壁に寄って、背中を付けると膝を曲げて座った。手を上げると座った状態でも天井に手が付く。当たり前だが岩盤の天井になっていて、こつこつと叩いても反響がまるでない。かなり厚い。だとすると天井の穴はどうやって掘ったのか、あるいは別に横穴があるのか気になった。俺は壁伝いに一周、手で上から下まで満遍なく触れながら捜索した。何も見つからなかった。
光が漏れている隙間に顔を近づけてみた。穴の材質も天井と同じ岩盤の岩のようだ。手で押してみたがビクともしない。固定されているのか、上に重しが乗っているのか、感触だけではどちらか分からなかった。蓋の大きさは人間の体が縦になんとか入るくらい。首と肩を当てて足の力で持ち上げようとしたが、やはり手応えはなかった。そもそも足に力が入らない。
これは無理だな。
俺は足を投げ出し、壁に背を付けて一番楽な姿勢を取った。
捕虜や奴隷に“何もしない”という餓死の刑罰を与えるのは見たことがある。餓死というよりは脱水で、ただただ乾きに正気を保てなくなってそういう奴は死んでいった。俺が何日を生き残れるのかは分からなかった。
助けが来る希望として、他の冒険者はあてにならなかった。そもそも人に知られたくない秘密の作戦だ。ここに来ることを知っている奴はいない。
上で待機していたガ・シュノナ、ギリツグについては、やられているようでやられたフリをしているだけという可能性は充分に考えられた。ギリツグは馬鹿だから期待できないが、ガ・シュノナは勝ち目が無いと踏んだ時点で毒にやられたフリをする計算をするかもしれない。それがうまくいけば助けてもらえる可能性もある。

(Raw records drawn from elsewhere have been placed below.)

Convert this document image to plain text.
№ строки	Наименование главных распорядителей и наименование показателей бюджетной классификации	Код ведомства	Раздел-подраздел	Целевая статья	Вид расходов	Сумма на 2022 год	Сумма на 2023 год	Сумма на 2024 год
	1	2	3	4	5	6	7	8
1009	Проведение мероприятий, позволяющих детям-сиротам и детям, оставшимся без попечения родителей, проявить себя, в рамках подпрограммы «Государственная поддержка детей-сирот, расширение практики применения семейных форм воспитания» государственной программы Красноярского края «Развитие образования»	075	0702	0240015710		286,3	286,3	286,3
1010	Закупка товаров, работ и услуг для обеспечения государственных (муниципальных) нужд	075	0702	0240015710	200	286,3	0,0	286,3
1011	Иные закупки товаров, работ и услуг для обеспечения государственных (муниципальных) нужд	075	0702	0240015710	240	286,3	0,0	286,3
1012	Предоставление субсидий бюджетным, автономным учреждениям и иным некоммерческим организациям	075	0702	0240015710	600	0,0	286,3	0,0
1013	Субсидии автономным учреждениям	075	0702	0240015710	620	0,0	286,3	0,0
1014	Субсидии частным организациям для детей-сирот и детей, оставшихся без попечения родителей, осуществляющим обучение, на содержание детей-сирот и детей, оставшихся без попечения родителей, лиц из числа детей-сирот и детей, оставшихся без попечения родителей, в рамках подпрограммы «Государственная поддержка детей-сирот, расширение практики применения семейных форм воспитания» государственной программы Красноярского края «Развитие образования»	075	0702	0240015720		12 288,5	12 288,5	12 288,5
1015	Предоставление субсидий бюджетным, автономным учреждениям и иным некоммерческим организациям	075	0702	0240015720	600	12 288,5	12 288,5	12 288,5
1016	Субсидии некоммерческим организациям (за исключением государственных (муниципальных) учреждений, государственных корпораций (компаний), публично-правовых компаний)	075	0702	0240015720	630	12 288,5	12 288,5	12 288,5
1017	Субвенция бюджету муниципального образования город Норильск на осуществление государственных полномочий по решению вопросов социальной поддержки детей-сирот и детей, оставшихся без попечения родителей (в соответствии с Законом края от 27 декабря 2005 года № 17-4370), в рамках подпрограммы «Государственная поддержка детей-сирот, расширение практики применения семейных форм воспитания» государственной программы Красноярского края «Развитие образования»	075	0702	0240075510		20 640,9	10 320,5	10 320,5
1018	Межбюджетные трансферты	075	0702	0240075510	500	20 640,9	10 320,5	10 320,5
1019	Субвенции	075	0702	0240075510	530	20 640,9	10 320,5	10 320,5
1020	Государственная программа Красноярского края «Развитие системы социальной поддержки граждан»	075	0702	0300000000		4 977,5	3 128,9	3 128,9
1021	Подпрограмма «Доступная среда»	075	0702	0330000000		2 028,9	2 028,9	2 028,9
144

あとは現在、自分が生かされている意味を考えるくらいだ。ちょっと考えてみたが、助けるために生かしているとは思えなかった。捕虜や奴隷と一緒だ。俺が悲鳴を上げて命乞いをすることで集落の奴らの士気が上がる。その程度の意味しかない。
やはり無理だな。助かるとは思えない。
俺は寝ようとして目を閉じた。
女の姿を思い出していた。
全員が痩せていた。女に限らず、この辺りに太っている奴はいない。
美醜については分からない。顔が隠れていた。
雰囲気の話で言うと、ちゃんと戦士だった。戦うことに躊躇がない。侵略者に対しては断固として抵抗の意思を示していた。女にしては立派なものだ。
軍隊に抵抗できないのも理解できた。ちゃんとした戦略があって準備をしてこのチョア地域の徴兵をする軍隊には抵抗できないだろう。火や飛び道具があればケリがつく。ある程度の数があればバッチリだ。それをチラつかせるだけで交渉は終わるはずだ。そして男を全員差し出させるなんて非道なこともできる。
俺たちのような略奪者を撃退したとて、奴らは今後、どうやっていくつもりなんだろう。男に股を開くしかないと思うんだが。